2. Bending moment effects

• Positive moment failure close to the face of the support, including dowel/prying action of the concrete plug cast into the ends of the units
• Negative moment failure at the end or close to the end of starter bars in the topping concrete or reinforcement in filled webs if these are present

3. Shear/torsion effects

• Torsional failure due to twist applied to hollow-core units caused by displacement of supporting or adjacent structure
• Web splitting due to vertical shear transfer or differential displacements
• Diagonal tension failure of unreinforced webs in negative moment zones

4. Diaphragm action and column tie-back

• Failure of the connection between the floor and the structure due to differential elongation, vertical displacements and shear transfer
• Loss of diaphragm capability due to failure/lack of ductility of topping reinforcement
• Insufficient tie-backs to columns to achieve stability

5. Cut-outs and on-site modifications

• Premature failure of the floor or units due to cut-outs or modifications made during manufacture or on site.

Other considerations

Vertical seismic loading
This loading, up or down, can be significant in relation to dead and live loads on the floor and needs to be considered when examining potential failure mechanisms.

Beam strength enhancement
The contribution of pre-stressed floor units and topping can substantially increase beam strength.

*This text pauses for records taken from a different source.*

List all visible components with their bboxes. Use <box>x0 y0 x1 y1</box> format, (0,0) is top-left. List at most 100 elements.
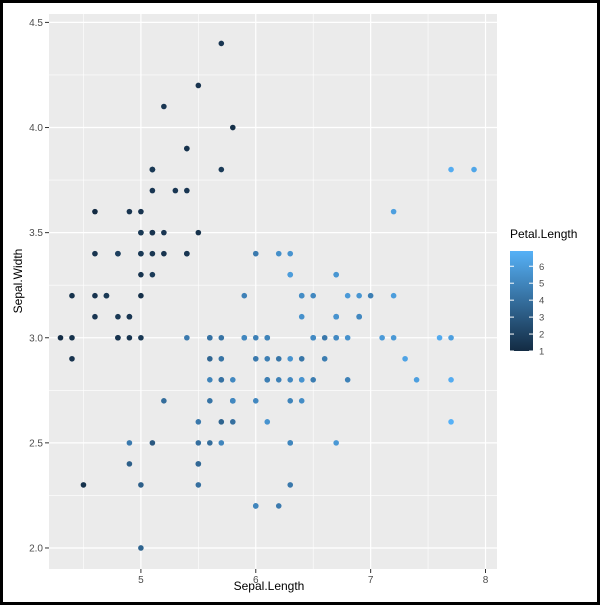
data-point <box>287 250 294 257</box>
data-point <box>436 334 443 341</box>
data-point <box>218 40 225 47</box>
legend-label: 5 <box>539 279 544 290</box>
data-point <box>126 461 133 467</box>
data-point <box>390 208 397 215</box>
data-point <box>448 166 454 173</box>
data-point <box>344 292 351 299</box>
data-point <box>298 355 305 362</box>
data-point <box>115 313 121 320</box>
data-point <box>390 334 397 341</box>
data-point <box>218 419 225 425</box>
data-point <box>298 313 305 320</box>
data-point <box>184 187 190 194</box>
data-point <box>218 334 225 341</box>
x-axis-title: Sepal.Length <box>234 579 305 593</box>
data-point <box>138 482 144 488</box>
data-point <box>149 187 156 194</box>
data-point <box>138 208 144 215</box>
data-point <box>161 398 167 404</box>
data-point <box>229 419 236 425</box>
data-point <box>287 376 294 383</box>
data-point <box>252 334 259 341</box>
data-point <box>229 398 236 404</box>
data-point <box>149 250 156 257</box>
data-point <box>92 292 98 299</box>
legend-label: 2 <box>539 330 544 341</box>
y-tick-label: 4.5 <box>29 18 43 29</box>
data-point <box>287 355 294 362</box>
legend-label: 6 <box>539 262 544 273</box>
data-point <box>69 292 75 299</box>
data-point <box>321 355 328 362</box>
data-point <box>195 82 202 89</box>
data-point <box>218 355 225 362</box>
data-point <box>218 166 225 173</box>
data-point <box>252 250 259 257</box>
x-tick-label: 6 <box>253 575 259 586</box>
data-point <box>264 419 271 425</box>
legend-label: 4 <box>539 296 544 307</box>
data-point <box>367 292 374 299</box>
data-point <box>103 292 110 299</box>
data-point <box>138 334 144 341</box>
data-point <box>161 103 167 110</box>
data-point <box>321 334 328 341</box>
data-point <box>229 124 236 131</box>
y-tick-label: 3.5 <box>29 228 43 239</box>
data-point <box>241 292 248 299</box>
data-point <box>298 292 305 299</box>
data-point <box>92 313 98 320</box>
data-point <box>241 334 248 341</box>
data-point <box>344 334 351 341</box>
data-point <box>138 545 144 551</box>
data-point <box>252 398 259 404</box>
data-point <box>275 355 282 362</box>
data-point <box>138 271 144 278</box>
data-point <box>229 376 236 383</box>
data-point <box>252 355 259 362</box>
data-point <box>310 334 317 341</box>
data-point <box>287 440 294 446</box>
y-tick-label: 2.0 <box>29 543 43 554</box>
legend-colorbar <box>510 251 533 351</box>
color-legend: Petal.Length 6 5 4 3 2 1 <box>510 227 577 358</box>
data-point <box>172 187 179 194</box>
data-point <box>448 419 454 425</box>
data-point <box>252 503 259 509</box>
data-point <box>126 313 133 320</box>
data-point <box>413 376 420 383</box>
data-point <box>344 376 351 383</box>
data-point <box>195 461 202 467</box>
legend-title: Petal.Length <box>510 227 577 241</box>
data-point <box>275 250 282 257</box>
data-point <box>126 334 133 341</box>
data-point <box>287 398 294 404</box>
x-tick-label: 5 <box>138 575 144 586</box>
data-point <box>149 440 156 446</box>
data-point <box>275 503 282 509</box>
data-point <box>287 482 294 488</box>
data-point <box>126 208 133 215</box>
data-point <box>69 355 75 362</box>
data-point <box>264 376 271 383</box>
data-point <box>92 250 98 257</box>
legend-label: 3 <box>539 313 544 324</box>
data-point <box>115 250 121 257</box>
data-point <box>298 398 305 404</box>
data-point <box>218 376 225 383</box>
data-point <box>195 440 202 446</box>
data-point <box>448 376 454 383</box>
data-point <box>207 355 213 362</box>
data-point <box>390 292 397 299</box>
data-point <box>275 376 282 383</box>
data-point <box>195 229 202 236</box>
data-point <box>207 334 213 341</box>
data-point <box>333 334 339 341</box>
y-tick-label: 2.5 <box>29 438 43 449</box>
data-point <box>69 334 75 341</box>
data-point <box>310 376 317 383</box>
data-point <box>149 166 156 173</box>
data-point <box>310 292 317 299</box>
data-point <box>264 334 271 341</box>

This effect could change the frame failure mode from a ductile beam-sway mechanism to a non-ductile column-sway mechanism.

Depth of units
As the depth and span of units increase, there is an increasing departure from the integrity of monolithic floors. Behaviour or tests for units at one depth or configuration may not be the same for other depths, particularly for larger depths and different configurations.

Web reinforcement
Proposed retrofit solutions of existing floors have included the addition of vertical steel or fibre-reinforced plastic (FRP) rods to secure the bottom section of the hollow-core units and to add shear resistance. Incorporation of web reinforcement in new units, particularly those of 300 mm depth or greater, is being considered.

Designer/manufacturer interface
Many floor systems are supplied under a performance specification, requiring the supplier to carry out detailed design as a subcontractor to the main building contractor. Overall responsibility for the structural performance of the floor system in place should rest with the structural engineer for the building. However, it is most important that the building designer, the floor unit supplier and the main building contractor each has a clear understanding of the design parameters and factors that could influence the structural performance of the floor system - for earthquake and other effects, not just gravity effects. All parties must work together to define their respective tasks and responsibilities to avoid gaps and to achieve a satisfactory as-built result.

Until the guidelines are available, the Department recommends that for each project, all aspects of structural performance of pre-cast floors, and hollow-core floors in particular, are investigated on a 'first principles' basis, using the latest research findings.

Please note that the Department's Practice Advisory 5 Allow for movement - Precast hollow-core assemblies, issued in June 2005, highlights the need to consider the potential failure mechanisms and the structure displacements that could initiate them.